In Dynamically Typed Languages

In dynamically typed languages like python, we don't have to declare the type of a variable when defining it. Instead, the type is set at assignment. Imagine I am passing a collection of Duck objects into a function like:

def quack_all_ducks(ducksList):
    for duck in ducksList:
        duck.quack()

Here I are quite intentionally touching on an important feature of dynamically typed languages, called duck typing (If it walks and talks like a duck, for all intensive purposes, it is a duck). The idea is, in the function

quack_all

I don't actually care if the input is a list, or even if it contains ducks. All I really care about, within this function, is that I can iterate through the items given, and, that for each item, I can call a method

quack()

. Encoding the words

List

and

duck

here both limit the power of this function. I am giving up one of the main advantages of using a dynamically types language.

This method will call quack on anything it is passed; even a set of Geese. The code would execute properly but to the reader it would be unexpected (and more difficult to debug - Why are all my geese quacking?).

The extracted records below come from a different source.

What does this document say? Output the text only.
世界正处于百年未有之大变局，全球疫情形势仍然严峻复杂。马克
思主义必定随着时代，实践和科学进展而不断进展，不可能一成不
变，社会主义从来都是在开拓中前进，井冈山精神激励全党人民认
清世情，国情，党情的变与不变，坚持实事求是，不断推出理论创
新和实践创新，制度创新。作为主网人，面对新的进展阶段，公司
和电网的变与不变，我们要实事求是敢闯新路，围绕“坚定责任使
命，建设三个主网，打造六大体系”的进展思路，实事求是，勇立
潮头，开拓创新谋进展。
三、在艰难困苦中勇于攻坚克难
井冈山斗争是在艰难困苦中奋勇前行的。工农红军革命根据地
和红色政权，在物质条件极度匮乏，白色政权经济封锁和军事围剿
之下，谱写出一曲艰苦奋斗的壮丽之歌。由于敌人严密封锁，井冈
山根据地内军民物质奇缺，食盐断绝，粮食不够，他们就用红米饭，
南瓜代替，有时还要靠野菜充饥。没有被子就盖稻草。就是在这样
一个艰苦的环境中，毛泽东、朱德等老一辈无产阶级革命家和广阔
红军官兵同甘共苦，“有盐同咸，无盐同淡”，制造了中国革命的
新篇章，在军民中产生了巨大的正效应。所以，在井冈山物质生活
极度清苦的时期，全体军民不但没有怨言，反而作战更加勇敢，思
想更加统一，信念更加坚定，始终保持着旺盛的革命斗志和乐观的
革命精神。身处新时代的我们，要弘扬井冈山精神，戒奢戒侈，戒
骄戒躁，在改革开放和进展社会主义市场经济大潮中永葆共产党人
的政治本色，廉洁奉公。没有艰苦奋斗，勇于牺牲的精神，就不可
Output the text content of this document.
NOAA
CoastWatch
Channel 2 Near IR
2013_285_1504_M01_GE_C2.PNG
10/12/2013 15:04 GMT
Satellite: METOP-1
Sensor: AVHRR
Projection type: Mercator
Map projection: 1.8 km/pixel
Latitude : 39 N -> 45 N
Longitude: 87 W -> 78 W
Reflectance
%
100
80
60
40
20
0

For example:

def on_loud_noise(pond_area):
    birds = [pond_area.get_all_ducks()] + [pond_area.get_all_geese()] 
    quack_all_ducks(birds)
    #...

The fact that this makes the geese quack too isn't clear without digging further into code. The crux of clean code is putting slightly more work on the writer to simplify the life of the reader.

I would be much better off naming the parameter

quackables

. This expresses it is an iterable (a collection) through plurality, and that the contents can each be

quacked

. This would look like:

def quack_all_quackables(quackables):
    for quackable in quackables:
        quackable.quack()

Now the

quack_all

function can be used for anything that might quack, such as a collection of geese or swans. In dynamically typed languages, encoding type into names counteracts the power of duck typing.

Our callsite now would look like:

def on_loud_noise(pond_area):
    birds = [pond_area.get_all_ducks()] + [pond_area.get_all_geese()] 
    quack_all_quackables(birds)
    #...

Since Geese quack, this is much clearer to a reader that they will be quacked as well.